J'ai l'honneur de vous soumettre la révision de ma notation...
J'ai l'honneur de tendre le cul pour que vous y foutiez des coups de pied...
La coutume de l'écriture amidonnée est à l'honneur dans la police. Toute forme de communication écrite à un supérieur hiérarchique est un honneur, c'est une convention.
C'est un honneur de rendre compte d'un accident de la circulation, comme d'une belle arrestation. Un honneur de présenter sa démission, un honneur de contester une sanction. La courbette s'écrit très bien, et quand elle se fait, elle a aussi ses usages dialectiques.

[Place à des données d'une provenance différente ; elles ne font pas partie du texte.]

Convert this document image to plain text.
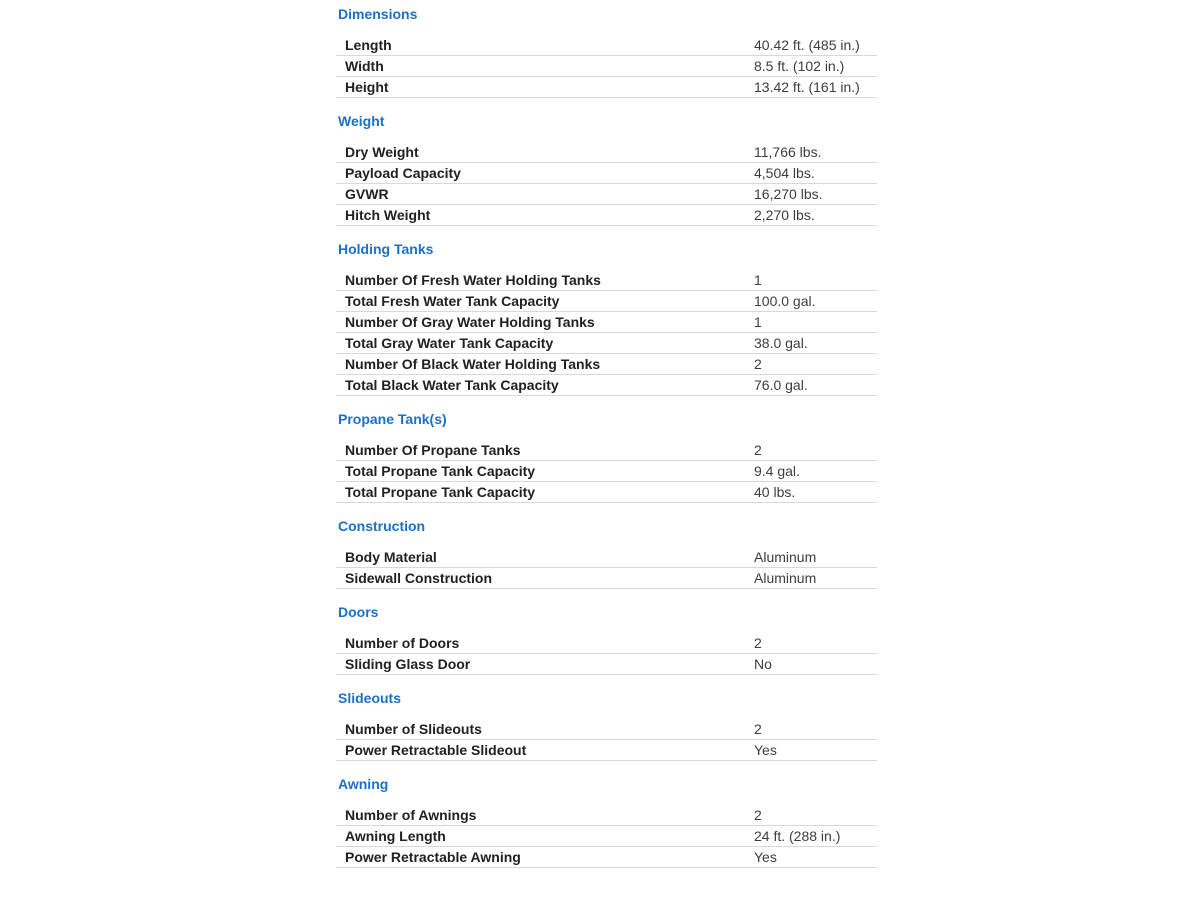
Dimensions
Length	40.42 ft. (485 in.)
Width	8.5 ft. (102 in.)
Height	13.42 ft. (161 in.)
Weight
Dry Weight	11,766 lbs.
Payload Capacity	4,504 lbs.
GVWR	16,270 lbs.
Hitch Weight	2,270 lbs.
Holding Tanks
Number Of Fresh Water Holding Tanks	1
Total Fresh Water Tank Capacity	100.0 gal.
Number Of Gray Water Holding Tanks	1
Total Gray Water Tank Capacity	38.0 gal.
Number Of Black Water Holding Tanks	2
Total Black Water Tank Capacity	76.0 gal.
Propane Tank(s)
Number Of Propane Tanks	2
Total Propane Tank Capacity	9.4 gal.
Total Propane Tank Capacity	40 lbs.
Construction
Body Material	Aluminum
Sidewall Construction	Aluminum
Doors
Number of Doors	2
Sliding Glass Door	No
Slideouts
Number of Slideouts	2
Power Retractable Slideout	Yes
Awning
Number of Awnings	2
Awning Length	24 ft. (288 in.)
Power Retractable Awning	Yes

Mes respects ! Dès que le galon n'est plus en chevron, mais blanc et droit, ou pire, décoré de feuilles de chêne, il est de bon ton de présenter ses respects. Même si on n'en pense pas un mot, ce qui est souvent le cas... Quand j'ai pris mes fonctions au commissariat du dix-huitième arrondissement - j'avais alors quelques années derrière moi dans le grade de gardien de la paix, et quelques minutes de carrière d'officier -, un jeune flic est venu vers moi à l'entrée du poste, il s'est mis au garde-à-vous, et m'a dit avec la bouche en cul de poule : “ Mes respects, madame l'Officier ” avant de hurler un “ Fixe ! ” à l'attention des policiers qui besognaient dans le commissariat. Je connaissais l'usage pour m'y être pliée, mais je n'étais pas encore prête à me le voir appliquer. Tout le monde s'est levé et immobilisé comme quand on joue à un-deux-trois-soleil. J'ai demandé au jeune collègue si ça lui posait un problème qu'on se dise bonjour comme des gens normaux, lui précisant que j'étais insensible à ces marques de respect qu'on m'avait pourtant enseignées à l'école. On m'avait appris à les formuler, mais pas à les recevoir, et vécues de mon récent point de vue galonné, elles me semblaient déplacées. Je préférais concevoir la hiérarchie dont je faisais désormais partie, comme une répartition exponentielle de responsabilités, et le fait de pouvoir endosser celle de ma brigade, plutôt que la mise en œuvre d'un arsenal de gestes coutumiers et vides de sens. Le flic m'a répondu : “ À vos ordres, madame l'Officier ! ” et il est parti faire une belle carrière dans le syndicalisme. Comme quoi, ça peut parfois être porteur pour qui s'acharne et persévère.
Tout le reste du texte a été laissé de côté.